The post holder will work closely with the Head of Quality Management & Validation and wider laboratory team to maintain inspection readiness, progress audit actions and ensure quality processes are delivered effectively.
The post holder will support the implementation and maintenance of the Pharmaceutical Quality System, including management of deviations, CAPA, change control and document control processes.
They will contribute to validation activities for equipment, facilities and systems, participate in internal and external audits, and support inspection readiness. The role also includes maintaining training compliance, contributing to KPI reporting and supporting continuous improvement activities across the laboratory.
The post holder will work collaboratively across the service, providing advice on quality matters and supporting staff in the application of GMP principles.

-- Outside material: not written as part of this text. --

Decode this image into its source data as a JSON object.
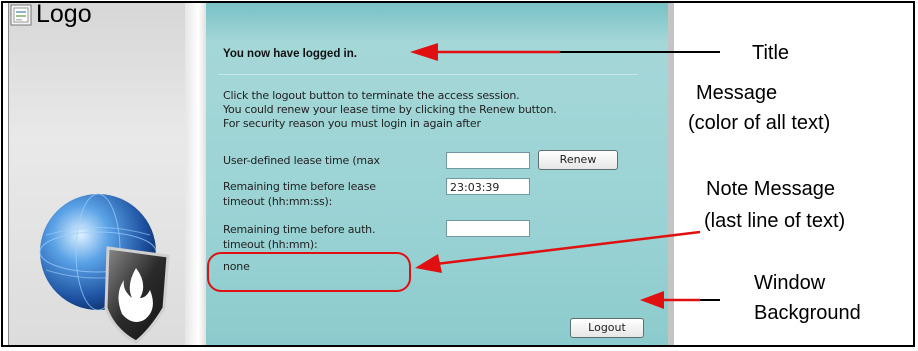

The Stockton Quality Control Laboratory is part of the Pharmacy service and plays a key role in supporting safe and compliant healthcare delivery through analytical testing and quality assurance activities.
The organisation is committed to maintaining high standards of quality and regulatory compliance, with a strong focus on continuous improvement, patient safety and staff development. The post holder will be part of a multidisciplinary team working to deliver a robust and effective quality system aligned to national standards.
The post holder will support the management and maintenance of the Pharmaceutical Quality System in accordance with GMP requirements. This includes handling deviations, CAPA, change control and ensuring quality records are completed accurately and in a timely manner in line with data integrity principles.
They will contribute to validation activities, including preparation and execution of protocols and reports for equipment, facilities and computerised systems. The role will involve supporting audit processes through preparation of documentation, participation in inspections and tracking of actions to completion.
The post holder will maintain and update controlled documentation, support training compliance through management of training records, and assist in the delivery of GMP training where required. They will contribute to KPI data collection and reporting, highlighting risks or delays where appropriate.
Working closely with the Senior QA team, the post holder will support continuous improvement of quality processes, ensure compliance with regulatory standards, and contribute to maintaining inspection readiness at all times.